The OCC’s 21st Annual Survey of Credit Underwriting Practices, released in December, showed easing of underwriting standards within commercial and retail loan products of the 95 banks and federal savings associations surveyed. The results reflect trends similar to those seen from 2005 through 2007.
“We are seeing trends very similar to those that examiners reported just prior to the most recent financial crisis,” Jennifer C. Kelly, senior deputy comptroller and chief national bank examiner at the OCC, said in a news release. “With credit risk on the rise, OCC examiners will remain focused on evaluating new loan originations to assess banks’ and federal savings associations’ efforts to maintain prudent underwriting standards and practices through this stage of the credit cycle.”
In the survey, examiners noted that banks and federal savings associations have eased underwriting standards and increased levels of credit risk in response to competitive pressures and abundant market liquidity. Large banks, as a group, reported the most easing of underwriting standards, with the greatest easing occurring in commercial real estate construction, other commercial real estate, leveraged loans, indirect consumer and credit cards.
Examiners also noted increasing exceptions to banks’ loan policies, primarily in commercial products and to a lesser degree in retail products. The combination of increasing policy exceptions and easing of underwriting standards can increase portfolio risk to excessive levels and result in less resilient portfolios during times of stress.
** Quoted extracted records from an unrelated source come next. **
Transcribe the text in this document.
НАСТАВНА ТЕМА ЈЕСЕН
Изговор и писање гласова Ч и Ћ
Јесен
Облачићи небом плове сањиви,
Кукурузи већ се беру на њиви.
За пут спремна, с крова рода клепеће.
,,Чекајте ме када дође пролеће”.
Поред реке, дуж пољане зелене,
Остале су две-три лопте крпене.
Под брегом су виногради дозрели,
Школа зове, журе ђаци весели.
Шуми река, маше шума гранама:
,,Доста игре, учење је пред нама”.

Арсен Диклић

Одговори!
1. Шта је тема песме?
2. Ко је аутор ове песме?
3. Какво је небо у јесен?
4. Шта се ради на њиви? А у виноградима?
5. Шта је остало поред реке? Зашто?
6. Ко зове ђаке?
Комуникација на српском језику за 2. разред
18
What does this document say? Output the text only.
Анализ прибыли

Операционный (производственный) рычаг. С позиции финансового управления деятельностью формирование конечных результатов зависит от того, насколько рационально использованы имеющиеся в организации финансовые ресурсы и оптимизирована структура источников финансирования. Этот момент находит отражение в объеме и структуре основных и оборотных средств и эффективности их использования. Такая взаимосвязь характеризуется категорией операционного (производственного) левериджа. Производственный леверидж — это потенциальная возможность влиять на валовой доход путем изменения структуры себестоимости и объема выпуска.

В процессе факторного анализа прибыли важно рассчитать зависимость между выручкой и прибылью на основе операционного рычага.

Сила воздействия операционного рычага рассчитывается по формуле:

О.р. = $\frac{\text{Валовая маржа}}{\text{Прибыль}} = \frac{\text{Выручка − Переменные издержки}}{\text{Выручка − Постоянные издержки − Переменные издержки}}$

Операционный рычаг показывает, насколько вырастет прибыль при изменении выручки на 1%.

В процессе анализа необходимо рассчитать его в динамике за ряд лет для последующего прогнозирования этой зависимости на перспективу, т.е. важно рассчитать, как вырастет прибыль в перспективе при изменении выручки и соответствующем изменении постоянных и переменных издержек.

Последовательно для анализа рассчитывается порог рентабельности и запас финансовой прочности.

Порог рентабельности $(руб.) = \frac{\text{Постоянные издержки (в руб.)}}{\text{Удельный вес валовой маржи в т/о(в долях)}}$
Bank boards of directors and senior management should carefully consider the impact of eased underwriting standards on the quality and volatility of performance in their loan portfolios, particularly for products that have already seen considerable easing over the past several years, such as leveraged lending, CRE loans, indirect consumer lending and credit cards, according to the release.
The survey is a compilation of examiner observations and assessments of credit underwriting standards and practices at 95 of the largest banks and federal savings associations supervised by the OCC. The survey results were for the 12-month period ending June 30, 2015. The survey covers loans totaling $5.1 trillion, representing 94% of all loans in the federal banking system.